Two truths, half-a-lie and lie
October 26, 2010 Leave a comment
Recently, we have been quite busy working on a complex JD Edwards to PeopleSoft HR data conversion activity. The objective of conversion is to port all data from JD Edwards to PeopleSoft HR. Yes, you heard it – all HR data, some of which dates back to as early as 1952 🙂
Typically, ERP conversions start off with someone maintaining the source system fedex delivering the data extract. Consider yourselves lucky if your source system is not a hosted application, or you would be paying through your nose to get an extract of ‘your’ data! Extraction of data is rarely in the scope of an ERP conversion. I’ve seen project charters that list extraction as the first and last points under the Out-of-Scope section!
What made this undertaking rare and special for us is that we chose to extract, cleanup, transform and convert data into PeopleSoft. Yep, extraction and cleanup was on the house 🙂
Now that we stand close to handing over converted data for UAT, the whole experience was yet another re-affirmation of a few truths/lies about data conversion.
- Truth – Quality of source data is a primordial determinant of how simple or how complex the conversion is going to be.
- Truth – Involve business owners very early and work out the validation strategy. Make them responsible for validation.
- Half a lie – Its sufficient for the project team to be masters of target system. Just a little awareness of the source system is sufficient.
- Lie – Focus on data conversion during the initial stages and forget about it.
Let me talk about quality of source data. The saying “Garbage In, Garbage Out” may apply in everything related to computers, but never ever when converting data. In that sense, data conversion is a green endeavor, involving a lot of recycling. Over in this world, when its “Garbage In”, you got to recycle and let “Clean data out”.
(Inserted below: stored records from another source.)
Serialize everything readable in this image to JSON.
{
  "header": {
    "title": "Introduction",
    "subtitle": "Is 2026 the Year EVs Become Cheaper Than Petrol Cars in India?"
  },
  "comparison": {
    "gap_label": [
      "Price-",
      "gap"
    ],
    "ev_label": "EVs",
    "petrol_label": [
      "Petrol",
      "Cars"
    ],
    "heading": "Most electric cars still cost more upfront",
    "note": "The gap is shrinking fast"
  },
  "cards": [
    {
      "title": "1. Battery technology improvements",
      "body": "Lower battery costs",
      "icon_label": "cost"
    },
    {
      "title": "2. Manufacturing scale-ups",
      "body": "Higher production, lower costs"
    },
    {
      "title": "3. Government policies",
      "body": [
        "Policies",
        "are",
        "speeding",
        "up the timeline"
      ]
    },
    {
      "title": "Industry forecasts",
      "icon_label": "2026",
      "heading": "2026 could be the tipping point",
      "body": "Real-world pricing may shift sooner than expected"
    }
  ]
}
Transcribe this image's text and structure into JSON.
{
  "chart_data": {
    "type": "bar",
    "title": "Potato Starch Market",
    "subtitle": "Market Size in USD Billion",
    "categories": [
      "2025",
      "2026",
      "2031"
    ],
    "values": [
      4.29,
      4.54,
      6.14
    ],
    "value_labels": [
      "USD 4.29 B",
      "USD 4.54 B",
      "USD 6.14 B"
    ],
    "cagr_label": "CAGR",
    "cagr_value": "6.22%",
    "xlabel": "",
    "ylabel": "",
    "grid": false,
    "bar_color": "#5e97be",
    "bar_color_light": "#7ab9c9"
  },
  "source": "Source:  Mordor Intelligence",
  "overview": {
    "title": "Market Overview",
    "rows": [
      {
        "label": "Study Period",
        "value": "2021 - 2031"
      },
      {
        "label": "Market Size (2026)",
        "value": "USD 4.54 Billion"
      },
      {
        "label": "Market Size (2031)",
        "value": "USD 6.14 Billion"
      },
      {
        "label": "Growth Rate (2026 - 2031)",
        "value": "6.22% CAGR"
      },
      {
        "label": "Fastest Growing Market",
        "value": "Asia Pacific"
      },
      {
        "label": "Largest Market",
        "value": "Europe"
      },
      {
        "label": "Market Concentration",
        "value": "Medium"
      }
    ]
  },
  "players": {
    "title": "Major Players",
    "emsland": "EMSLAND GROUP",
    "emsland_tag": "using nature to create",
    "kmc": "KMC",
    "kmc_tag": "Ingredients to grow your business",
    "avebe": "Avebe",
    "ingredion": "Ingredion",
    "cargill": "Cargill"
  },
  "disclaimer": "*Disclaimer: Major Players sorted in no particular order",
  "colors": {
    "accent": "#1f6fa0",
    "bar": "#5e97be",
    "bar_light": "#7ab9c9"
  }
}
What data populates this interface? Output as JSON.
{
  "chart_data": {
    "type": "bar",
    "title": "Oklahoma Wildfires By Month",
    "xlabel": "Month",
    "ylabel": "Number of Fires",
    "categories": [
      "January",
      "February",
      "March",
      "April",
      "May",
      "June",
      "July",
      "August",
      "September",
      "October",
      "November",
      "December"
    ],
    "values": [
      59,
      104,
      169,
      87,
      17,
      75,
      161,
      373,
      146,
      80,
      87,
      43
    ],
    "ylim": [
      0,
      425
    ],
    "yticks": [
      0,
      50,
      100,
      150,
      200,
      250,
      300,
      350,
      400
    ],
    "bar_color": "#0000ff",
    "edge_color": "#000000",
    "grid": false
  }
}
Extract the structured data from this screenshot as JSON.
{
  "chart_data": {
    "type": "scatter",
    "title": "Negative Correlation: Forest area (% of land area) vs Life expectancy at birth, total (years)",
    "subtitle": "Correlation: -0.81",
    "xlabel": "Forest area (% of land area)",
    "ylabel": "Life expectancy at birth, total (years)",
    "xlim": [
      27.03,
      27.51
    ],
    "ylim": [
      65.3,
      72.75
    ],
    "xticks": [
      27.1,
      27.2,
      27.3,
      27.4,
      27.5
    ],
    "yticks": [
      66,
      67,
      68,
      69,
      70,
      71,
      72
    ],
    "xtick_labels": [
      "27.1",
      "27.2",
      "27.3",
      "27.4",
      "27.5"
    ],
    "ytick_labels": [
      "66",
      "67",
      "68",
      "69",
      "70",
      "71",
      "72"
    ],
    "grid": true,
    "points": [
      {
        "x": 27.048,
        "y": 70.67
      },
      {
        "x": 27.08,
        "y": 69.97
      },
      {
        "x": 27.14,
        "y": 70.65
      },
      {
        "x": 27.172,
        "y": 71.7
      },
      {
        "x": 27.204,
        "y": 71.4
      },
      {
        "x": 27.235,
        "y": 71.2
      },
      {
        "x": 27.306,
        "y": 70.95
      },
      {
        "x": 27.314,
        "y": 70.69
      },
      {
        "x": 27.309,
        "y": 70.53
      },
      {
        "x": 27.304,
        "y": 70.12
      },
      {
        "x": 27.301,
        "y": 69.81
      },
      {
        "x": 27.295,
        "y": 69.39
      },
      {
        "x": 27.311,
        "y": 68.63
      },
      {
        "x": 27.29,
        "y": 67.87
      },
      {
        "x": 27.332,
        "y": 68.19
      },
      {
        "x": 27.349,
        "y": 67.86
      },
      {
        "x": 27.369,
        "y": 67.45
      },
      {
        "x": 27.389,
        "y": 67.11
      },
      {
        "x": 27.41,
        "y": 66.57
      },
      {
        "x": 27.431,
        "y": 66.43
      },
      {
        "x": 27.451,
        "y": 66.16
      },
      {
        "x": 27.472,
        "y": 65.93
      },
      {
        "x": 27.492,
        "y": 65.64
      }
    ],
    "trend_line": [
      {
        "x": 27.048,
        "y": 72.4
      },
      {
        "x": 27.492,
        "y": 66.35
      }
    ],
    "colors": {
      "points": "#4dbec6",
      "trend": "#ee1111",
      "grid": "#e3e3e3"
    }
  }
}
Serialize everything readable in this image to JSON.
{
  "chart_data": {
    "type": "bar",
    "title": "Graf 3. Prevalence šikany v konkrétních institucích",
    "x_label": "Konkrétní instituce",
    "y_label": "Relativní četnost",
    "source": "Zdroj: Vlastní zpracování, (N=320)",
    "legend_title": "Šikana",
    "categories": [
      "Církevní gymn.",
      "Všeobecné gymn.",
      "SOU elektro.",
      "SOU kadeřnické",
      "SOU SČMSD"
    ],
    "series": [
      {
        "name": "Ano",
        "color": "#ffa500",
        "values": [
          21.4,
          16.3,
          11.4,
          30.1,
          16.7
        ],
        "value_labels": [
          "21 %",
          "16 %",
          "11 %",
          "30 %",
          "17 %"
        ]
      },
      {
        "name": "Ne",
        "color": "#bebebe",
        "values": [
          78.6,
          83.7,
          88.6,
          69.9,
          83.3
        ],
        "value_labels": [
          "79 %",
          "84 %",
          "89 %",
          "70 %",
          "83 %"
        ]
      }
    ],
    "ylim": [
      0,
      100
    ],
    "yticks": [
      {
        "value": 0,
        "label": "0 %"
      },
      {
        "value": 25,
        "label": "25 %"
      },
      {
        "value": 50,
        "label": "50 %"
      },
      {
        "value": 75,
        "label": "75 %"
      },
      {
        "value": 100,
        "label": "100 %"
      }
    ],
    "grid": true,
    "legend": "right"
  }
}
In PeopleSoft, there are strict rules around allowing hire, terminate and rehire transactions. You would not be able to rehire an employee until they are terminated. Likewise, you cannot terminate an employee who is already terminated. None of these rules (and many more) were enforced in source system, which led to poor quality of data from a PeopleSoft perspective. We had to come up with massive cleanup algorithms to make source data PeopleSoft friendly.
In our case, source data came from three primary sources, one of which was an audit table. That was enough reason to give some sleepless night during the design phase. The audit table presented us with a major “quality” challenge. A business transaction, like hiring an employee, promoting an employee etc., results in many rows in the audit table, each row capturing data change in one data element. For example, if promoting an employee requires the user change department, jobcode, promotion date and compensation rate, the audit table will have four extra rows, one for each data element. We decided to perform a row-to-column transformation of the entire audit table. That was the first step in our progression towards building PS-friendly data.
Devising the strategy to cleanup, transform and convert data is only half the battle. The other half was in building the validation strategy, which involved placing the right kind of checks and balances during and after conversion. Alarms should go off when an employee looks active in PeopleSoft but terminated in the source system. Without comprehensive queries and reports that juxtapose raw and converted data, there’s no proof in the pudding.
Over to “half a lie” – “Just a little awareness of the source system is sufficient”. Its only half true, because as I mentioned earlier, most ERP conversions get the source data fedex-delivered. So, its more than sufficient to put together a mapping document and proceed with the build. In our case, we had to be conversant with the source system and know its nitty-gritties, to achieve the goal.
Over to the lie – “Focus on data conversion during the initial stages and forget about it”. Nothing could be farther from truth. In an implementation, midway scope creeps and changes in business processes always warrant a change in the way data is converted. As users get to know their way around the new system, their insights will have an impact on conversion. In short, effort and cost estimation for conversion activities have to consider such scenarios, else budget revisions become indispensable.